81. VAT (Value Added Tax):- It is levied at each stage in the chain of production and distribution from raw materials to the final sale based on the value (price) added at each stage. It is not a cost to the producer or the distribution chain members, and whereas its full brunt is borne by the end consumer, it avoids the double taxation (tax on tax) of a direct sales tax.
82. Wholesale Price Index: - an index showing the rises and falls of prices of manufactured goods as they leave the factory.
83. Consumer Price Index: - A measure of changes in the purchasing-power of a currency and the rate of inflation. The consumer price index expresses the current prices of a basket of goods and services in terms of the prices during the same period in a previous year, to show effect of inflation on purchasing power.
84. Swap :- Exchange of one type of asset, cash flow, investment, liability, or payment for another.
85. Currency swap: - simultaneous buying and selling of a currency to convert debt principal from the lender's currency to the debtor's currency.
86. Debt swap:-exchange of a loan (usually to a third world country) between banks.
87. Debt to equity swap: - exchange of a foreign debt (usually to a Third World country) for a stake in the debtor country's national enterprises (such as power or water utilities).
88. Interest rate swap: exchange of periodic interest payments between two parties (called counter parties) as means of exchanging future cash flows.
89. Subsidy :- Economic benefit (such as a tax allowance or duty rebate) or financial aid (such as a cash grant or soft loan) provided by a government to (1) support a desirable activity (such as exports), (2) keep prices of staples low, (3) maintain the income of the producers of critical or strategic products, (4) maintain employment levels, or (5) induce investment to reduce unemployment. The basic characteristic of all subsidies is to reduce the market price of an item below its cost of production.
90. Venture capital: - Startup or growth equity capital or loan capital provided by private investors (the venture capitalists) or specialized financial institutions (development finance houses or venture capital firms). Also called risk capital.
91. Volatility: - Rate of change in price over a given period. Expressed often as a percentage, it is computed as the annualized standard deviation of the percentage change in the daily price.
92. Withholding tax :- Employee income tax (such as PAYE) and other government imposed deductions from dividends, salaries, wages, and other incomes. Withholding taxes are levied at the point of disbursement of incomes, and are passed on to the government by the entities collecting them.

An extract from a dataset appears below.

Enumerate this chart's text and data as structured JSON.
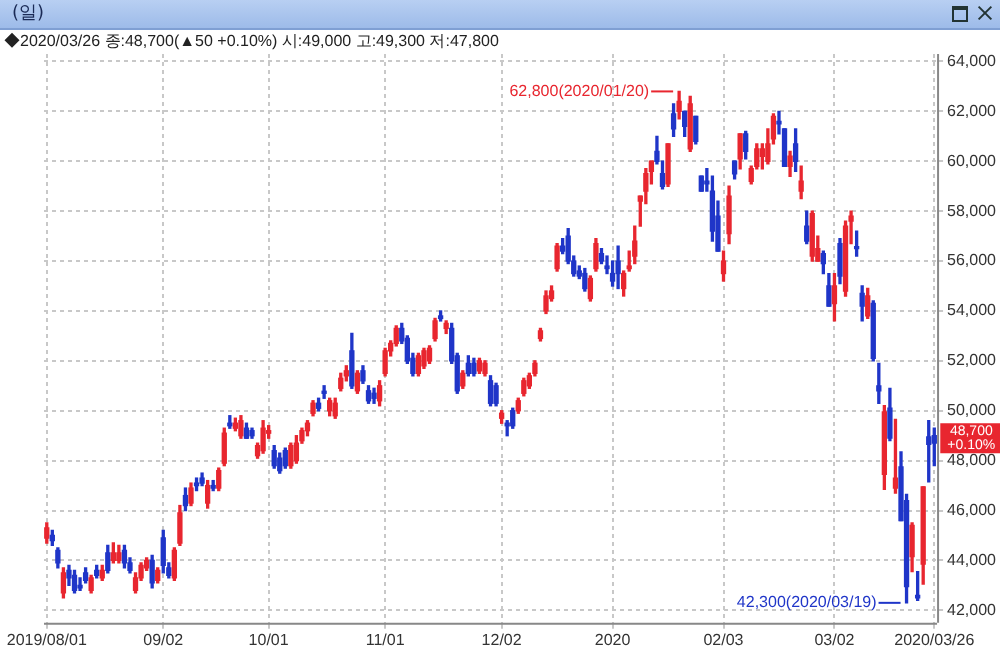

93. Yield :- The annual income from a SECURITY, expressed as a percentage of the current market PRICE of the security. The yield on a SHARE is its DIVIDEND
94. Engel's Law :- Economic theory that the proportion of income spent on food decreases as income increases, other factors remaining constant. This law does not suggest that money spent on food falls with increase in income, but instead that the percentage of income spent on food rises slower than the percentage increase in income. Proposed by the German statistician Ernst Engel (1821-96) in his 1857 paper.

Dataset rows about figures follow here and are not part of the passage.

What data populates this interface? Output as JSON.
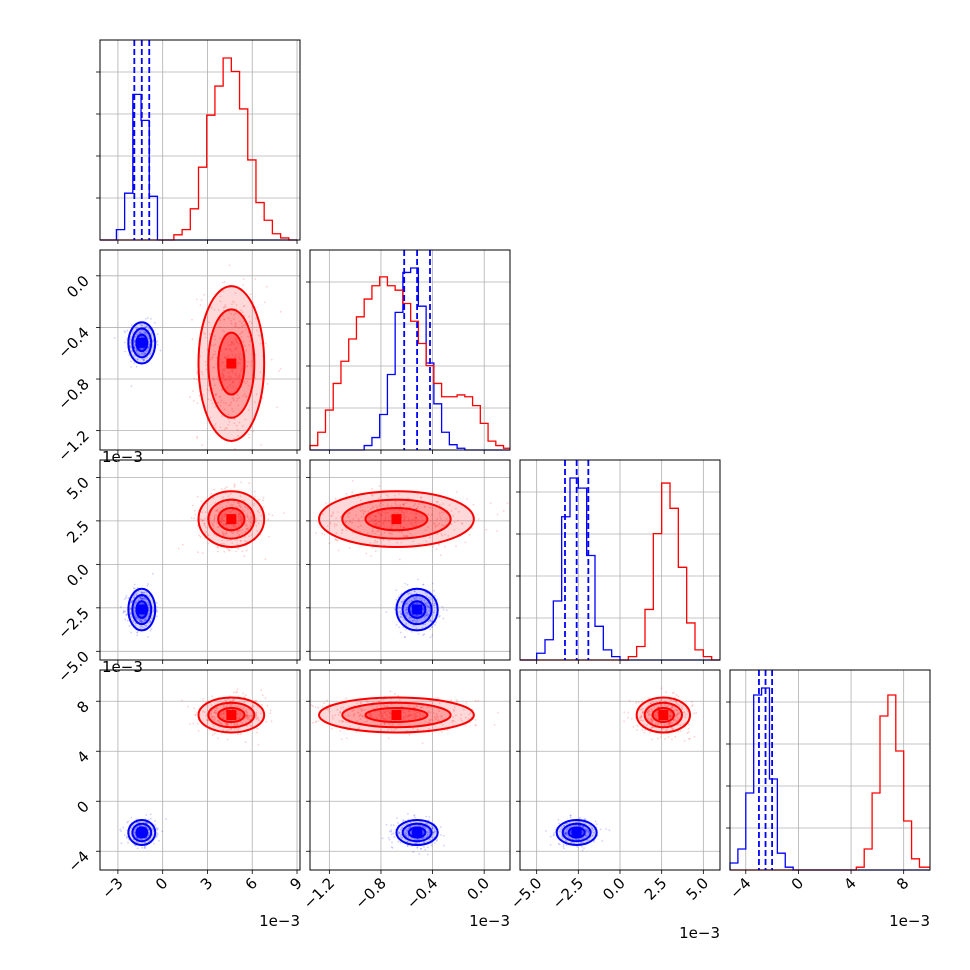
{
  "colors": {
    "blue": "#0000ff",
    "red": "#ff0000",
    "grid": "#b0b0b0",
    "axes": "#000000"
  },
  "chart_data": {
    "type": "corner",
    "grid": true,
    "parameters": [
      {
        "xlim": [
          -4.2,
          9.2
        ],
        "xticks": [
          -3,
          0,
          3,
          6,
          9
        ],
        "xtick_labels": [
          "−3",
          "0",
          "3",
          "6",
          "9"
        ],
        "ylim": [
          -1.35,
          0.2
        ],
        "yticks": [
          -1.2,
          -0.8,
          -0.4,
          0.0
        ],
        "ytick_labels": [
          "−1.2",
          "−0.8",
          "−0.4",
          "0.0"
        ],
        "offset": "1e−3"
      },
      {
        "xlim": [
          -1.35,
          0.2
        ],
        "xticks": [
          -1.2,
          -0.8,
          -0.4,
          0.0
        ],
        "xtick_labels": [
          "−1.2",
          "−0.8",
          "−0.4",
          "0.0"
        ],
        "ylim": [
          -5.5,
          6.0
        ],
        "yticks": [
          -5.0,
          -2.5,
          0.0,
          2.5,
          5.0
        ],
        "ytick_labels": [
          "−5.0",
          "−2.5",
          "0.0",
          "2.5",
          "5.0"
        ],
        "offset": "1e−3"
      },
      {
        "xlim": [
          -6.0,
          6.0
        ],
        "xticks": [
          -5.0,
          -2.5,
          0.0,
          2.5,
          5.0
        ],
        "xtick_labels": [
          "−5.0",
          "−2.5",
          "0.0",
          "2.5",
          "5.0"
        ],
        "ylim": [
          -5.5,
          10.5
        ],
        "yticks": [
          -4,
          0,
          4,
          8
        ],
        "ytick_labels": [
          "−4",
          "0",
          "4",
          "8"
        ],
        "offset": "1e−3"
      },
      {
        "xlim": [
          -5.2,
          10.0
        ],
        "xticks": [
          -4,
          0,
          4,
          8
        ],
        "xtick_labels": [
          "−4",
          "0",
          "4",
          "8"
        ],
        "offset": "1e−3"
      }
    ],
    "series": [
      {
        "color": "blue",
        "means": [
          -1.4,
          -0.52,
          -2.6,
          -2.5
        ],
        "sds": [
          0.45,
          0.08,
          0.6,
          0.5
        ],
        "quantiles": [
          [
            -1.9,
            -1.4,
            -0.9
          ],
          [
            -0.62,
            -0.52,
            -0.42
          ],
          [
            -3.3,
            -2.6,
            -1.9
          ],
          [
            -3.0,
            -2.5,
            -2.0
          ]
        ]
      },
      {
        "color": "red",
        "means": [
          4.6,
          -0.68,
          2.6,
          6.9
        ],
        "sds": [
          1.1,
          0.3,
          0.8,
          0.7
        ]
      }
    ],
    "histograms": [
      {
        "bin_edges": [
          -4.2,
          -3.65,
          -3.1,
          -2.55,
          -2.0,
          -1.45,
          -0.9,
          -0.35,
          0.2,
          0.75,
          1.3,
          1.85,
          2.4,
          2.95,
          3.5,
          4.05,
          4.6,
          5.15,
          5.7,
          6.25,
          6.8,
          7.35,
          7.9,
          8.45,
          9.0
        ],
        "blue": [
          0,
          0,
          0.1,
          0.45,
          1.4,
          1.15,
          0.42,
          0,
          0,
          0,
          0,
          0,
          0,
          0,
          0,
          0,
          0,
          0,
          0,
          0,
          0,
          0,
          0,
          0
        ],
        "red": [
          0,
          0,
          0,
          0,
          0,
          0,
          0,
          0,
          0,
          0.05,
          0.1,
          0.3,
          0.7,
          1.2,
          1.48,
          1.75,
          1.62,
          1.26,
          0.77,
          0.36,
          0.19,
          0.06,
          0.02,
          0
        ]
      },
      {
        "bin_edges": [
          -1.35,
          -1.29,
          -1.23,
          -1.17,
          -1.11,
          -1.05,
          -0.99,
          -0.93,
          -0.87,
          -0.81,
          -0.75,
          -0.69,
          -0.63,
          -0.57,
          -0.51,
          -0.45,
          -0.39,
          -0.33,
          -0.27,
          -0.21,
          -0.15,
          -0.09,
          -0.03,
          0.03,
          0.09,
          0.15,
          0.2
        ],
        "blue": [
          0,
          0,
          0,
          0,
          0,
          0,
          0,
          0.05,
          0.14,
          0.4,
          0.85,
          1.55,
          2.0,
          2.05,
          1.62,
          0.98,
          0.52,
          0.2,
          0.06,
          0.02,
          0,
          0,
          0,
          0,
          0,
          0
        ],
        "red": [
          0.05,
          0.2,
          0.45,
          0.75,
          1.0,
          1.25,
          1.5,
          1.7,
          1.85,
          1.95,
          1.85,
          1.8,
          1.65,
          1.45,
          1.2,
          0.95,
          0.75,
          0.6,
          0.6,
          0.62,
          0.6,
          0.5,
          0.3,
          0.1,
          0.05,
          0.02
        ]
      },
      {
        "bin_edges": [
          -6.0,
          -5.5,
          -5.0,
          -4.5,
          -4.0,
          -3.5,
          -3.0,
          -2.5,
          -2.0,
          -1.5,
          -1.0,
          -0.5,
          0.0,
          0.5,
          1.0,
          1.5,
          2.0,
          2.5,
          3.0,
          3.5,
          4.0,
          4.5,
          5.0,
          5.5,
          6.0
        ],
        "blue": [
          0,
          0,
          0.04,
          0.12,
          0.35,
          0.85,
          1.08,
          1.02,
          0.62,
          0.2,
          0.06,
          0.02,
          0,
          0,
          0,
          0,
          0,
          0,
          0,
          0,
          0,
          0,
          0,
          0
        ],
        "red": [
          0,
          0,
          0,
          0,
          0,
          0,
          0,
          0,
          0,
          0,
          0,
          0,
          0,
          0.02,
          0.08,
          0.3,
          0.75,
          1.05,
          0.9,
          0.55,
          0.22,
          0.06,
          0.02,
          0
        ]
      },
      {
        "bin_edges": [
          -5.2,
          -4.6,
          -4.0,
          -3.4,
          -2.8,
          -2.2,
          -1.6,
          -1.0,
          -0.4,
          0.2,
          0.8,
          1.4,
          2.0,
          2.6,
          3.2,
          3.8,
          4.4,
          5.0,
          5.6,
          6.2,
          6.8,
          7.4,
          8.0,
          8.6,
          9.2,
          10.0
        ],
        "blue": [
          0.05,
          0.15,
          0.55,
          1.25,
          1.3,
          0.65,
          0.12,
          0.02,
          0,
          0,
          0,
          0,
          0,
          0,
          0,
          0,
          0,
          0,
          0,
          0,
          0,
          0,
          0,
          0,
          0
        ],
        "red": [
          0,
          0,
          0,
          0,
          0,
          0,
          0,
          0,
          0,
          0,
          0,
          0,
          0,
          0,
          0,
          0,
          0.02,
          0.15,
          0.55,
          1.1,
          1.25,
          0.85,
          0.35,
          0.08,
          0.02
        ]
      }
    ]
  }
}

95. Gresham law :- Gresham's law is an economic principle that states: "When a government overvalues one type of money and undervalues another, the undervalued money will leave the country or disappear from circulation into hoards, while the overvalued money will flood into circulation." It is commonly stated as: "Bad money drives out good".
96. Zero Base Budgeting :- Method for preparing cash flow budgets and operating plans which every year must start from scratch with no pre-authorized funds. ZBB requires each activity to be justified on the basis of cost-benefit analysis, assumes that no present commitment exists, and that there is no balance to be carried forward. By forcing the activities to be ranked according to priority, ZBB provides a systematic basis for resource allocation.